Let's try that (or something similar) out with numbers: Let's take a 10 liter box of air at room temperature, normal pressure, and open it into a 5x5x4 meter room in vacuum.
We can get a crude estimate by saying that at some point in time, the position of an air molecule in the room is random. Let's figure out what's the probability of the air moving into the box.
From PV=NkT we get N=PV/kT=10^5Pa*10dm^3/(1.38E-23J/K*300K)=1E26 air molecules. The probability for one of them to be in the box is 10dm^3/(50dm*50dm*40dm)=1E-4. The probability for all air molecules to be in the box is 1E-4^1E26=1E-104.
If the air molecules move at such a speed that the places can be takes as random 1000 times per second (they don't), the probability of the air molecules being in the box for an instant during one second is 1 to a googol (10^100) against.
Let's get a picture of what a googol seconds is:
1. Take the whole history of the universe, and squeeze that into a ball 1mm in diameter. Cover the whole Earth with a layer 100 meters thick of those balls.
2. Squeeze that Earth into a ball 1mm in diameter. Cover the whole Earth with those balls 100 meters thick.
3. Then squeeze that Earth into a ball 1mm in diameter, and cover the Earth 100 meters deep with those balls.
There you would have approximately a googol seconds!
I doubt, therefore I may be.
The topic you're referring to at the center of the supposed red-hot controversy is the first law of thermodynamics, a.k.a conservation of energy. There is no "debate" on the reality of conservation of energy. It's one of the most well-established facts of our universe. The scientific community is not "sharply divided" on the theoretical possibility of perpetual motion machines (no matter how many posts you might find on that pillar of scientific discourse, slashdot).
In short, it's irresponsible for the journalist
to claim that there is a controversy here. It's inflating a non-story for pure sensationalism.
It happens all the time, and I think it's one reason science literacy is so low in our society.
Liberal (adj.): Free from bigotry; open to progress; tolerant of others.
Sagan actually said "the fact that some geniuses were laughed at does not imply that all who are laughed at are geniuses. They laughed at Columbus, they laughed at Fulton, they laughed at the Wright brothers. But they also laughed at Bozo the Clown."

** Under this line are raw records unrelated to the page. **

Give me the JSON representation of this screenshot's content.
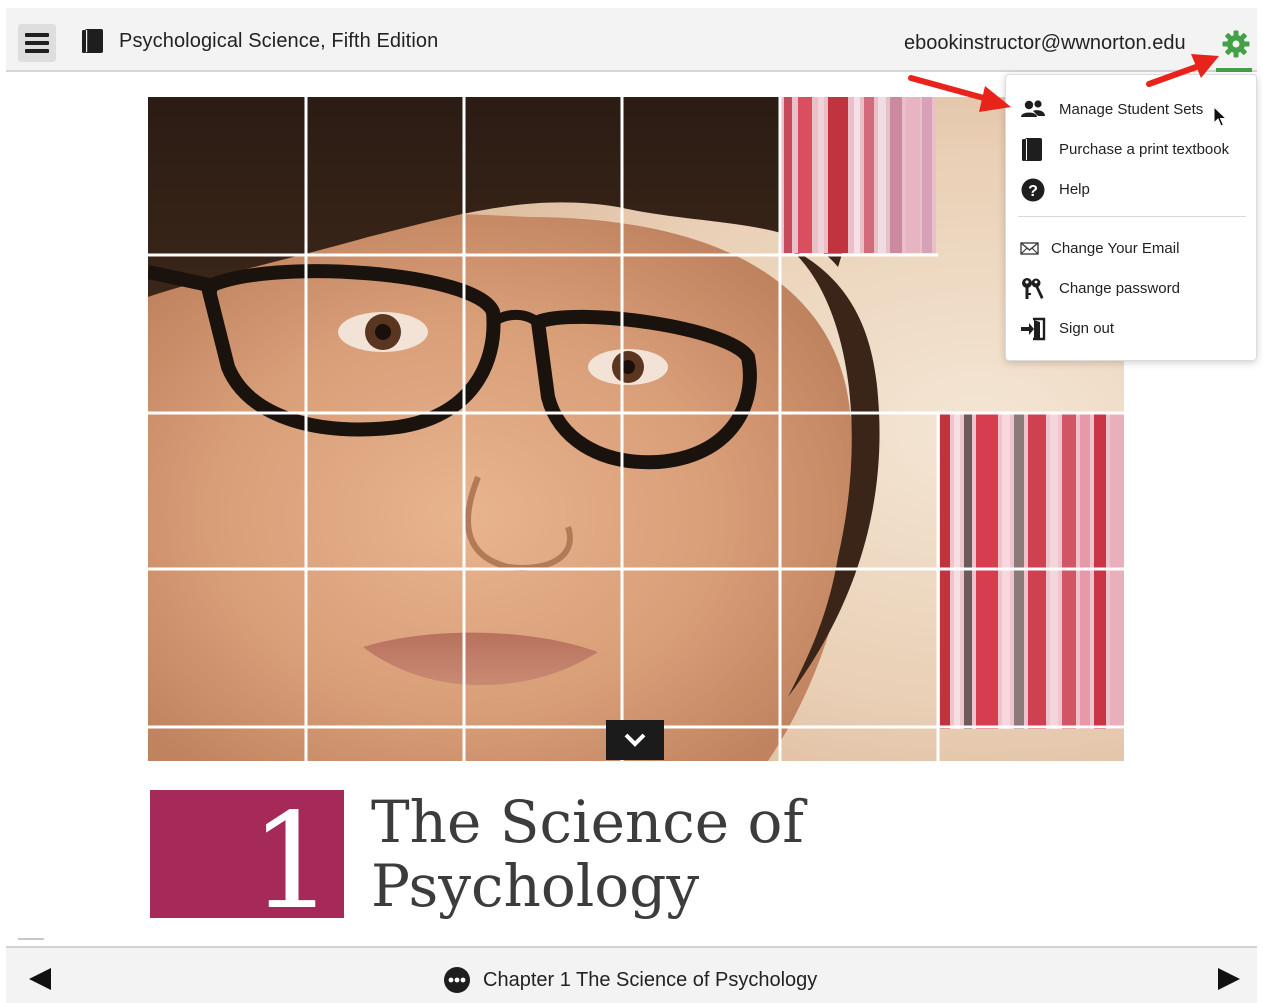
{
  "header": {
    "book_title": "Psychological Science, Fifth Edition",
    "user_email": "ebookinstructor@wwnorton.edu"
  },
  "settings_menu": {
    "items": [
      {
        "label": "Manage Student Sets",
        "icon": "users-icon"
      },
      {
        "label": "Purchase a print textbook",
        "icon": "book-icon"
      },
      {
        "label": "Help",
        "icon": "question-circle-icon"
      },
      {
        "label": "Change Your Email",
        "icon": "envelope-icon"
      },
      {
        "label": "Change password",
        "icon": "keys-icon"
      },
      {
        "label": "Sign out",
        "icon": "sign-out-icon"
      }
    ]
  },
  "chapter": {
    "number": "1",
    "title_line1": "The Science of",
    "title_line2": "Psychology"
  },
  "footer": {
    "chapter_label": "Chapter 1 The Science of Psychology"
  },
  "colors": {
    "chapter_accent": "#a52a5a",
    "gear_green": "#43a047",
    "annotation_red": "#e8231b"
  }
}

...although a quick google search reveals this quote mentioning Gallileo and others as well, this seems to be the most prevalent and complete. Still no source though (perhaps you have one?)

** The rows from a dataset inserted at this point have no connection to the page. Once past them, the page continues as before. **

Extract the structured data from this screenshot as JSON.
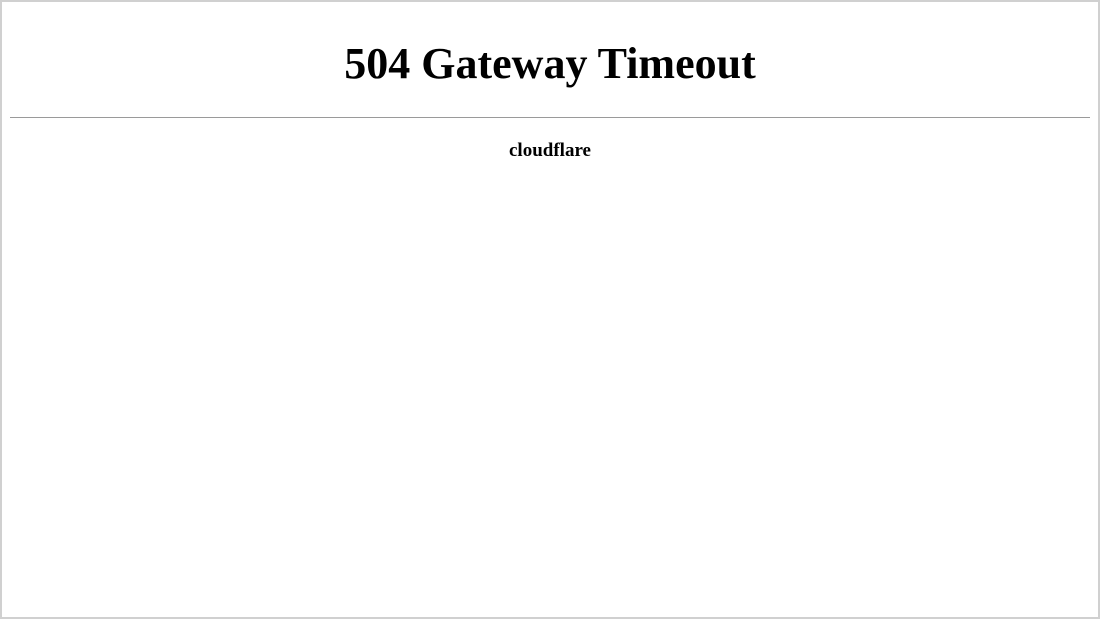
{
  "error": {
    "heading": "504 Gateway Timeout",
    "provider": "cloudflare"
  }
}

Use my userscript to add story images to Slashdot. There's no going back.
> Let me rephrase: this device produces no more output of any form than is put into it in any form.
This is true, but the article and the builder of this device did not claim that it does, and the big stink on Slashdot stems entirely from erroneous assumptions that this claim was made.

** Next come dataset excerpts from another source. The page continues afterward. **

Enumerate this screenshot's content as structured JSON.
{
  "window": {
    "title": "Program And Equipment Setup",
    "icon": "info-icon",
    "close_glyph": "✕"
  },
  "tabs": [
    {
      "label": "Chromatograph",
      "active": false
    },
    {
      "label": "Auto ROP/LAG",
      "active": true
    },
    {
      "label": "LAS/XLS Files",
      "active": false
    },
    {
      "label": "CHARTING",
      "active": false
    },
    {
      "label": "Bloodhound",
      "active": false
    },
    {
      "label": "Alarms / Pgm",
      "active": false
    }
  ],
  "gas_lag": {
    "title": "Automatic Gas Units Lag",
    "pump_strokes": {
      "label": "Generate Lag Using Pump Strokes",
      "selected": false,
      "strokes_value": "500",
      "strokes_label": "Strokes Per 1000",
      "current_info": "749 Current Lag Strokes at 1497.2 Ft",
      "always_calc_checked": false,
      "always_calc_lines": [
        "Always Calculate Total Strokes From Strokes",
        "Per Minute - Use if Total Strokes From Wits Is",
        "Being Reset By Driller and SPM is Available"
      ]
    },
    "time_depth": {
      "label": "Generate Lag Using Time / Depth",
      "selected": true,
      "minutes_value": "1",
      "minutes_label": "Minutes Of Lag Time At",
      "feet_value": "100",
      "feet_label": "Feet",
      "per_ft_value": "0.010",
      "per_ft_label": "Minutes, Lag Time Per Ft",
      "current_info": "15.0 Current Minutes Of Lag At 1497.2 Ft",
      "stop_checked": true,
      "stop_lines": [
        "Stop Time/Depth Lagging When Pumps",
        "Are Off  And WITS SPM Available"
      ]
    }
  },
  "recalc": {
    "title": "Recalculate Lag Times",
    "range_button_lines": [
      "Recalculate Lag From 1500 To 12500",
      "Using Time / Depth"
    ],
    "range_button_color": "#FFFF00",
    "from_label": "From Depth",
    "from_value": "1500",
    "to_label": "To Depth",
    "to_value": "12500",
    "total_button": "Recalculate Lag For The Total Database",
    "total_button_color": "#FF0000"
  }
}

By the way, just FYI, the fissile materials in an atom bomb are mostly not consumed (unless you mean consumed in the same way a car consumes gasoline, which is to say by conversion to a different chemical). When the fission reaction occurs, the material breaks down into daughter products, which releases energy stored in the nuclei of the original material. There is a very slight decrease in mass, which translates to an awesome amount of power simply because matter converts to a LOT of energy. However, most of the energy comes from the nuclear breakdown, not from conversion of matter. Still, the conclusion is that in fact, you are still right that no more energy comes out of the a-bomb than was put in (in terms of material).